O estudo descobriu que este plasmídeo e outros tinham uma gama de hospedeiros muito mais ampla e estavam espalhados por muitos tipos de bactérias, incluindo bactérias receptoras completamente não relacionadas. Isto incluiu bactérias que são difíceis de cultivar, sugerindo que tais micróbios poderiam ser potenciais reservatórios de plasmídeos que contribuem para a propagação da RAM.
Estas descobertas sugerem que a propagação de genes de resistência pelos plasmídeos é muito mais difundida do que se pensava anteriormente, destacando a importância da vigilância da RAM no ambiente, nas pessoas e nos animais.
Estes resultados também quebram a suposição comum de que bactérias que são extremamente resistentes aos antibióticos, bactérias Gram-negativas, não podem trocar facilmente genes de resistência a antibióticos com bactérias Gram-positivas – sendo estas últimas mais fáceis de tratar com antibióticos.
O estudo também explorou o efeito dos estressores ambientais na transferência de plasmídeos, descobrindo que o cloro pode modificar a conjugação do plasmídeo. O cloro é comumente usado como desinfetante hospitalar e entra nos sistemas de águas residuais hospitalares, indicando a necessidade de considerar o uso de tais desinfetantes diante do aumento da RAM.
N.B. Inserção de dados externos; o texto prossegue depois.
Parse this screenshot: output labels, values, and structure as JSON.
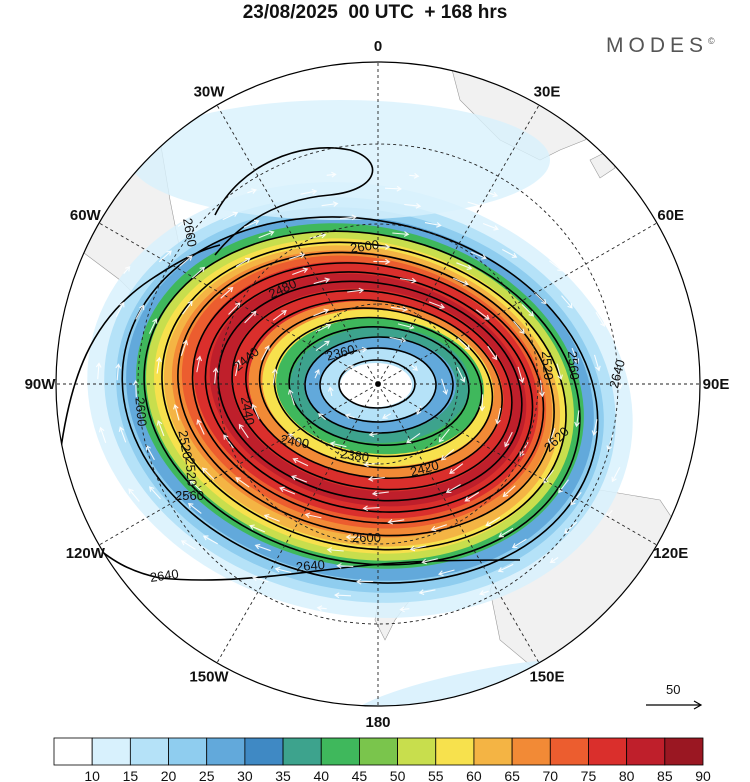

O coautor, Professor Timothy Walsh , Diretor de Biologia do IOI, disse: “Sabemos que o uso excessivo e indevido de antibióticos em humanos contribui para a resistência antimicrobiana. Este estudo prova que a RAM está a ser disseminada no ambiente que nos rodeia, não apenas em hospitais e clínicas. As pessoas, os animais e os ecossistemas estão interligados em todo o mundo, pelo que existe uma necessidade urgente de utilizar abordagens mais criativas para compreender a dinâmica do aumento da resistência bacteriana aos nossos antibióticos de último recurso.'
O professor Qiu Yang, da Universidade de Agricultura e Silvicultura de Fujian, Fuzhou, China, disse: 'Esta pesquisa pode ser aplicada a outros plasmídeos que carregam genes de resistência - é muito provável que plasmídeos que se pensa terem uma gama estreita de hospedeiros possam de fato ser espalhados entre muitas bactérias diferentes . A investigação que explora a gama de hospedeiros de plasmídeos multirresistentes é urgentemente necessária para prevenir o fardo crescente da resistência aos medicamentos a nível mundial.'
O estudo 'Disseminação interfilo de plasmídeos positivos para NDM-5 em águas residuais hospitalares de Fuzhou, China: um estudo de transmissão de plasmídeo independente de cultura e de centro único' foi publicado no The Lancet Microbe.